🧇 Our New Floor Supervisor: Building an AI Code Review Agent with Claude Code (and a Hint of Lumon)

Written by Jen Andre | Apr 25, 2025 6:32:43 PM

Behind the Build: Maro Engineers at Work

Building can be messy. That’s half the fun! As we develop new software and explore what generative AI can do, we’re here to share the lessons, surprises, and code along the way. Explore hands-on guides, architecture deep dives, and practical tools from the Maro engineering team.

The Code Refinement Protocol

At Maro, we believe in the four principles of good code:

Clarity - Code should be readable without consulting your outie's notes (which you can't access anyway)

Efficiency - Work smarter, not harder (you'll still get your Waffle Party)

Compliance - Follow the standards, or risk a trip to the Break Room

Documentation - Remember, future you is like an outie—they don't remember what you were thinking

Milcheck ensures adherence to these principles, gently guiding developers toward the light of Kier's wisdom in every PR review.

Introduction

Every day, developers shuffle into their workstations, stare at pull requests, and methodically sort through lines of code like numbers waiting to be binned.

Sound familiar?
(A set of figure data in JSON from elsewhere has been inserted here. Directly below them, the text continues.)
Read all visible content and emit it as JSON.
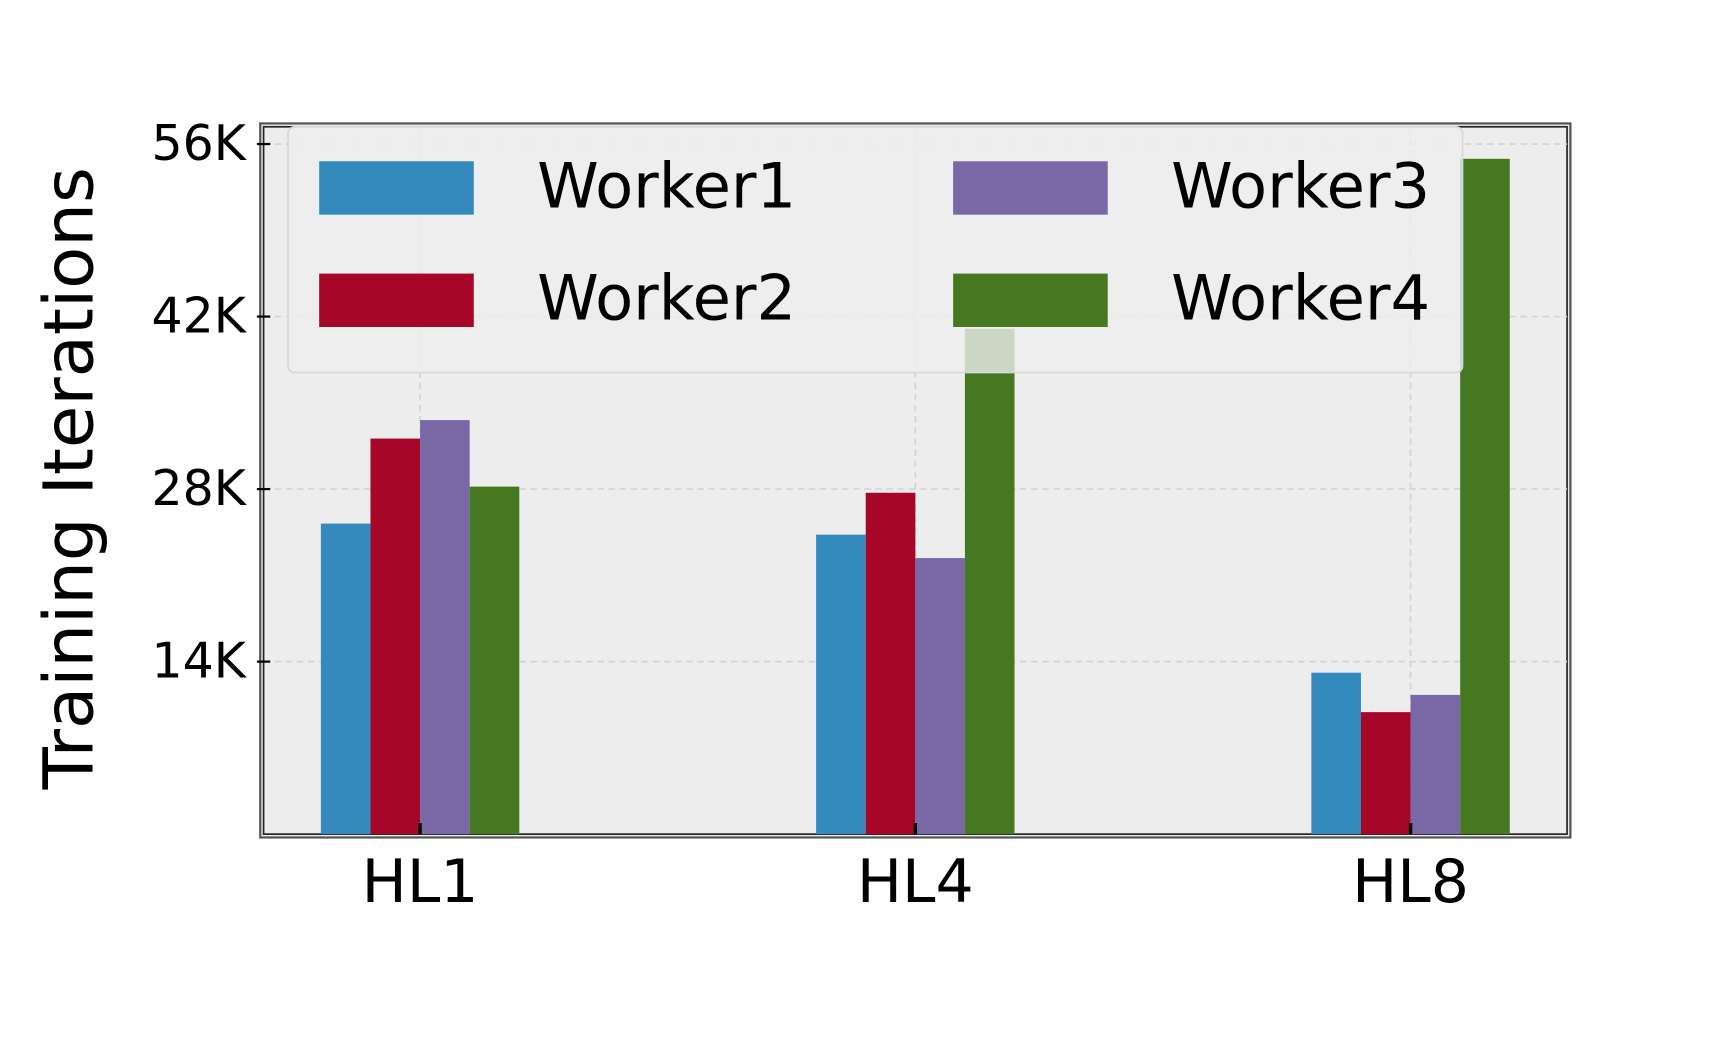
{
  "chart_data": {
    "type": "bar",
    "y_label": "Training Iterations",
    "categories": [
      "HL1",
      "HL4",
      "HL8"
    ],
    "series": [
      {
        "name": "Worker1",
        "color": "#348abd",
        "values": [
          25200,
          24300,
          13100
        ]
      },
      {
        "name": "Worker2",
        "color": "#a60628",
        "values": [
          32100,
          27700,
          9900
        ]
      },
      {
        "name": "Worker3",
        "color": "#7a68a6",
        "values": [
          33600,
          22400,
          11300
        ]
      },
      {
        "name": "Worker4",
        "color": "#467821",
        "values": [
          28200,
          41000,
          54800
        ]
      }
    ],
    "ylim": [
      0,
      57400
    ],
    "yticks": [
      {
        "value": 14000,
        "label": "14K"
      },
      {
        "value": 28000,
        "label": "28K"
      },
      {
        "value": 42000,
        "label": "42K"
      },
      {
        "value": 56000,
        "label": "56K"
      }
    ],
    "grid": true,
    "legend": "upper"
  }
}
Code reviews: necessary, but often as spiritually fulfilling as endless Macrodata Refinement on a Monday morning.

Here at Maro, we're big fans of leveraging AI tools to accelerate feature development, improve quality, squash bugs, generate docs, and generally make our severed work lives more bearable. Tools like GitHub Copilot, Roo Code, Cursor, and more have already made our lives much easier. AI Agents truly are game-changers!

There are several emerging agent-based tools specifically aimed at assisting with code reviews, integrated directly into GitHub (think CodeRabbit, Qodo.ai, Sourcegraph Cody, and so on). These solutions are great, but they often come with tradeoffs: they're typically subscription-based, pricey, and can lock you into specific platforms or workflows – almost like a Lumon contract.

Recently, Anthropic introduced Claude Code—an exciting, developer-focused tool that brings Claude's powerful reasoning capabilities directly to the command line.

After experimenting with Claude Code, we began to wonder: could this become an additional voice in our code review process? Perhaps a floor supervisor? Traditionally, teams rely on automated GitHub checks like running test suites, checking builds, or running linters to ensure code quality and security. But these tools often miss the bigger picture, the why behind the numbers.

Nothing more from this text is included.